A central component of the platform is embedded working capital financing. OmniRetail provides about ₦19 billion in monthly credit to retailers within its network, with lending tied directly to transaction history, repayment behavior, and trade activity on the platform.
The company’s logistics backbone includes more than 1,000 vehicles and a network of distribution partners serving high-density retail corridors across its operating markets. This enables rapid restocking in fragmented consumer markets where informal retail remains dominant.

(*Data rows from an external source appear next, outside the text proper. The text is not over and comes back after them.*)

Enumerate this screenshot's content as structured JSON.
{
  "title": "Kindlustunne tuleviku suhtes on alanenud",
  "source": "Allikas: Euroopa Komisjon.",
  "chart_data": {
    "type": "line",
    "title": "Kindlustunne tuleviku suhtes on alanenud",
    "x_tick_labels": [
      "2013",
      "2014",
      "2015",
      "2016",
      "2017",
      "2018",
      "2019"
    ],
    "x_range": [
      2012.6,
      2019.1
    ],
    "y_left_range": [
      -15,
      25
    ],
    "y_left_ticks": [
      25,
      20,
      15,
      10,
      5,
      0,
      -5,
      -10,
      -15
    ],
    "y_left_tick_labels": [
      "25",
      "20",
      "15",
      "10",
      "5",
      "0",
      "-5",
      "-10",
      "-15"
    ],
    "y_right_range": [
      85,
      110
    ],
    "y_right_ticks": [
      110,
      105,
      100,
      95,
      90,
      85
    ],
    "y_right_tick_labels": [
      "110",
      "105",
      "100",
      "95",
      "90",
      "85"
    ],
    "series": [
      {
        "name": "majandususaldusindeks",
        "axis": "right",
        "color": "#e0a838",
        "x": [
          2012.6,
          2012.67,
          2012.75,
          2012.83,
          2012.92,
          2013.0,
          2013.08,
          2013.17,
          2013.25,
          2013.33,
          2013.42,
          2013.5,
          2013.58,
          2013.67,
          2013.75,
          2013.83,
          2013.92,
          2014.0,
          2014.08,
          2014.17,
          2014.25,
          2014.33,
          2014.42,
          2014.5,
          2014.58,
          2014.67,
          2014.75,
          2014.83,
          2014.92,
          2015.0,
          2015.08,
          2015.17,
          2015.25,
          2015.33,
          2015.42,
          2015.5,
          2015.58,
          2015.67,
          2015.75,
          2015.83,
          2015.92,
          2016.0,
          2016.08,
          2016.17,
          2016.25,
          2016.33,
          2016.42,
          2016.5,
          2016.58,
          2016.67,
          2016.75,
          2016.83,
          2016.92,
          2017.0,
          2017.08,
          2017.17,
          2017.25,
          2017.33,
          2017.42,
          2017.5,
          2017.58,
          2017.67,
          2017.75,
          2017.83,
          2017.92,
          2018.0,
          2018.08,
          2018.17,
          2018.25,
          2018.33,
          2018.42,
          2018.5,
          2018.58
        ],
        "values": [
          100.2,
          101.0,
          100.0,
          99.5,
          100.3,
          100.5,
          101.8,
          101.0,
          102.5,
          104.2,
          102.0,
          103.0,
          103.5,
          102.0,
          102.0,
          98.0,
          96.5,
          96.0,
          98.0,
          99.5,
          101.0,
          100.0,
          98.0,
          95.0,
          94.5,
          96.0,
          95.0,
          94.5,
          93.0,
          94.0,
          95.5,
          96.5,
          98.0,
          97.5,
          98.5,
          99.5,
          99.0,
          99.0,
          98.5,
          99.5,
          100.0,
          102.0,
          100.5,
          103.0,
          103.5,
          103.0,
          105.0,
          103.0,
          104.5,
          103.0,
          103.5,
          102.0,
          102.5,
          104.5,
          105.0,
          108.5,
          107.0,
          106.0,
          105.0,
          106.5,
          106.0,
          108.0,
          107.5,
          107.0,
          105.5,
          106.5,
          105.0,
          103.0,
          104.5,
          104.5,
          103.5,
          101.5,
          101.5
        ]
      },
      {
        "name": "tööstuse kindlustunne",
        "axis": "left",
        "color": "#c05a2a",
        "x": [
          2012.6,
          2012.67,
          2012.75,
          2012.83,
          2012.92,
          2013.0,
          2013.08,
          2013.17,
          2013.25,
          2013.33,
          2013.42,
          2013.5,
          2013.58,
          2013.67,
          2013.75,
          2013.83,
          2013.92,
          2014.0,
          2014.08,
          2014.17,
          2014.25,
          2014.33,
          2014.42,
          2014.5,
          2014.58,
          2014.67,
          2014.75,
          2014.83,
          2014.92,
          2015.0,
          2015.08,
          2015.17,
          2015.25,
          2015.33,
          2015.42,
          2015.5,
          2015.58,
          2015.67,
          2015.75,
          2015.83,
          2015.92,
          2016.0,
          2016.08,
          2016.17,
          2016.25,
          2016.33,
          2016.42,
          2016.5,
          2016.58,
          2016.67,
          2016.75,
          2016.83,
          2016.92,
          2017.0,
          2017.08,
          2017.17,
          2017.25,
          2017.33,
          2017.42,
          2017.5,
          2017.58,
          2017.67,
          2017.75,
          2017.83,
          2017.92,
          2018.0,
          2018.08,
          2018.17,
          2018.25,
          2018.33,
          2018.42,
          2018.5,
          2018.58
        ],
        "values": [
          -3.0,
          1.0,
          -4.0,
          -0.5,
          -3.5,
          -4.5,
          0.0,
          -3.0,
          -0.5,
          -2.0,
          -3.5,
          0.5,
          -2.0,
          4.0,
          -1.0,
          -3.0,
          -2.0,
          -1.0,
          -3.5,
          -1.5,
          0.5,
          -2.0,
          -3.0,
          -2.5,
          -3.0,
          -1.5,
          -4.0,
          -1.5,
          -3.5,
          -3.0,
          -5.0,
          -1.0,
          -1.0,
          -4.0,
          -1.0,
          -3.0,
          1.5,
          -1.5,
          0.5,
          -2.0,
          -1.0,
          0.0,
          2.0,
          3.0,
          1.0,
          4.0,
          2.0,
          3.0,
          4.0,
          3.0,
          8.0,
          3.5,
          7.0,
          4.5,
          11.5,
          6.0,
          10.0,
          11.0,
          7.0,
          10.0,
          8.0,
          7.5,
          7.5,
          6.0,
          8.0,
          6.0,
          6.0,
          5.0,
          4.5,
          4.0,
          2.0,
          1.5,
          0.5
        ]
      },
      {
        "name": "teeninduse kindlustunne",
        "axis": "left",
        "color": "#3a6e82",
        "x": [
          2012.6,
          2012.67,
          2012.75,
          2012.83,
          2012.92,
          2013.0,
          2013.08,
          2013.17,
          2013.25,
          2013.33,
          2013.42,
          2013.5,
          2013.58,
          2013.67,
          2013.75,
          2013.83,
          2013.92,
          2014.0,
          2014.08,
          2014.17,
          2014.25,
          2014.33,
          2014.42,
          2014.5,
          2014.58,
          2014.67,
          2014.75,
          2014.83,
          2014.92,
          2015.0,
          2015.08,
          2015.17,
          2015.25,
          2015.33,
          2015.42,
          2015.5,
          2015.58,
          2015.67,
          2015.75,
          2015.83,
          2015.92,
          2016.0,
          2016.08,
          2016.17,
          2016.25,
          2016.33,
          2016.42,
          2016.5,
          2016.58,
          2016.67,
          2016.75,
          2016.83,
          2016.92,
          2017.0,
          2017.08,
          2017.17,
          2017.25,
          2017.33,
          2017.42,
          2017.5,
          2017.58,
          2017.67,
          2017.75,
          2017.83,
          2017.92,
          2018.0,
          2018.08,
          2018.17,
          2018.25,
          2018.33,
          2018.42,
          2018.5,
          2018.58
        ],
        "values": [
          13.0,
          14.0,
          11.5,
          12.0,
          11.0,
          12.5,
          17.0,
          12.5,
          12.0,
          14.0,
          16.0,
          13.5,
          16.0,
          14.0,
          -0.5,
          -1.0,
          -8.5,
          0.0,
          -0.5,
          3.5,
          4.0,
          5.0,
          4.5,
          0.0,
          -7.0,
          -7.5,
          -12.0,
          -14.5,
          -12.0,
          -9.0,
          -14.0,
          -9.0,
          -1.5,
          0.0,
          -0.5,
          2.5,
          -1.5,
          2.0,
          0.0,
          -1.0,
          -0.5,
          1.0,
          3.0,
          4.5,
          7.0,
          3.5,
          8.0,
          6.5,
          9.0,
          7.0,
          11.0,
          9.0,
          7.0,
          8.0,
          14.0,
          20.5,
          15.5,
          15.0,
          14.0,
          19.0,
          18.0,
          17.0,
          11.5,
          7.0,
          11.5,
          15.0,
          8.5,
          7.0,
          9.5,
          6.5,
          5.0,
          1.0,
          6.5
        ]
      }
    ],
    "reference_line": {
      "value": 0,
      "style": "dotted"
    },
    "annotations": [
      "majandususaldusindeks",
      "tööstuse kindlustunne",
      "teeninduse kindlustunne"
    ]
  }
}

OmniRetail raised about $20 million in its Series A round, bringing total disclosed funding to roughly $38 million across equity and debt. The company reported EBITDA profitability in 2023 and net profitability in 2024, placing it among a small group of profitable early-stage African commerce infrastructure startups.
The launch comes as FMCG distribution in West Africa continues to operate largely outside formal retail systems. In Nigeria, more than 80 percent of consumer goods distribution remains informal, with similar structures across Ghana and Côte d’Ivoire.
Within this environment, manufacturers face limited visibility into demand patterns, inventory movement, and retailer-level behavior, creating inefficiencies in forecasting and distribution planning. Platforms like OmniRetail are positioning themselves as data and coordination layers within this fragmented system.
OmniOne enters a competitive landscape that includes TradeDepot, which has raised over $100 million to build embedded distribution and financing infrastructure in Nigeria. Wasoko and MaxAB, which have raised more than $230 million combined, now operate across East and North Africa following their merger.
Across these players, FMCG infrastructure platforms are converging on a model that combines distribution, embedded credit, and logistics coordination within unified trade networks.
OmniRetail’s expansion reflects a broader shift in Africa’s embedded finance ecosystem, where commercial activity increasingly doubles as a source of credit underwriting data. In these systems, transaction flow becomes the basis for lending decisions and working capital allocation.
With OmniOne, OmniRetail is extending its existing distribution network into a unified system that connects manufacturers, distributors, retailers, logistics operators, and credit allocation within a single operational framework across West Africa.